Он крался, как вор, ощупью, проклиная каждый хрустнувший сухой прут под ногой, не чувствуя ударов ветвей по лицу. Он полз наудачу, не зная места свиданий. От волнения он садился на землю и переводил дух.
Угрызение совести на минуту останавливало его, потом он опять полз, разрывая сухие листья и землю ногтями.
Он миновал бугор, насыпанный над могилой самоубийцы, и направлялся к беседке, глядя, слушая по сторонам, не увидит ли ее, не услышит ли голоса.
Между тем в доме у Татьяны Марковны все шло своим порядком. Отужинали и сидели в зале, позевывая. Ватутин рассыпался в вежливостях со всеми, даже с Полиной Карповной, и с матерью Викентьева, шаркая ножкой, любезничая и глядя так на каждую женщину, как будто готов был всем ей пожертвовать. Он говорил, что дамам надо стараться делать «приятности».
— Где m-r Борис? — спрашивала уж в пятый раз Полина Карповна, и до ужина, и после ужина, у всех. Наконец обратилась с этим вопросом и к бабушке.
— Бог его знает — бродит где-нибудь; в гости, в город ушел, должно быть; и никогда не скажет куда — такая вольница! Не знаешь, куда лошадь послать за ним!

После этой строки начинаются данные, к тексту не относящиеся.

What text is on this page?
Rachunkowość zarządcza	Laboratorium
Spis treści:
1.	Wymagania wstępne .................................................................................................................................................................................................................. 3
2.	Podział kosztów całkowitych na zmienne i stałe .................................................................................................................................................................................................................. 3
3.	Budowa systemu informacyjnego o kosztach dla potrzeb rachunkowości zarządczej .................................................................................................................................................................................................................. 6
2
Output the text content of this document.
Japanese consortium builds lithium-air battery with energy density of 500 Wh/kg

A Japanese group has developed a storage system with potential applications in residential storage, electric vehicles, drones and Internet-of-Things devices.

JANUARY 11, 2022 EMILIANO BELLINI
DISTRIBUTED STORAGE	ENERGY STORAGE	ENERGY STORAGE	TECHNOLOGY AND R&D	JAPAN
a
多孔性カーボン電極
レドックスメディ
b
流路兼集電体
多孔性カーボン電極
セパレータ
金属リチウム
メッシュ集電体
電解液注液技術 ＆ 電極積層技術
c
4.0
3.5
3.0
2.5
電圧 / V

Яков сказал, что Борис Павлович «гуляли» в саду до позднего вечера.
Про Веру сказали тоже, когда послали ее звать к чаю, что она не придет. А ужинать просила оставить ей, говоря, что пришлет, если захочет есть. Никто не видал, как она вышла, кроме Райского.
— Cкажи Марине, Яков, чтобы барышне, как спросит, не забыли разогреть жаркое, а пирожное отнести на ледник, а то распустится! — приказывала бабушка. — А ты, Егорка, как Борис Павлович вернется, не забудь доложить, что ужин готов, чтоб он не подумал, что ему не оставили, да не лег спать голодный!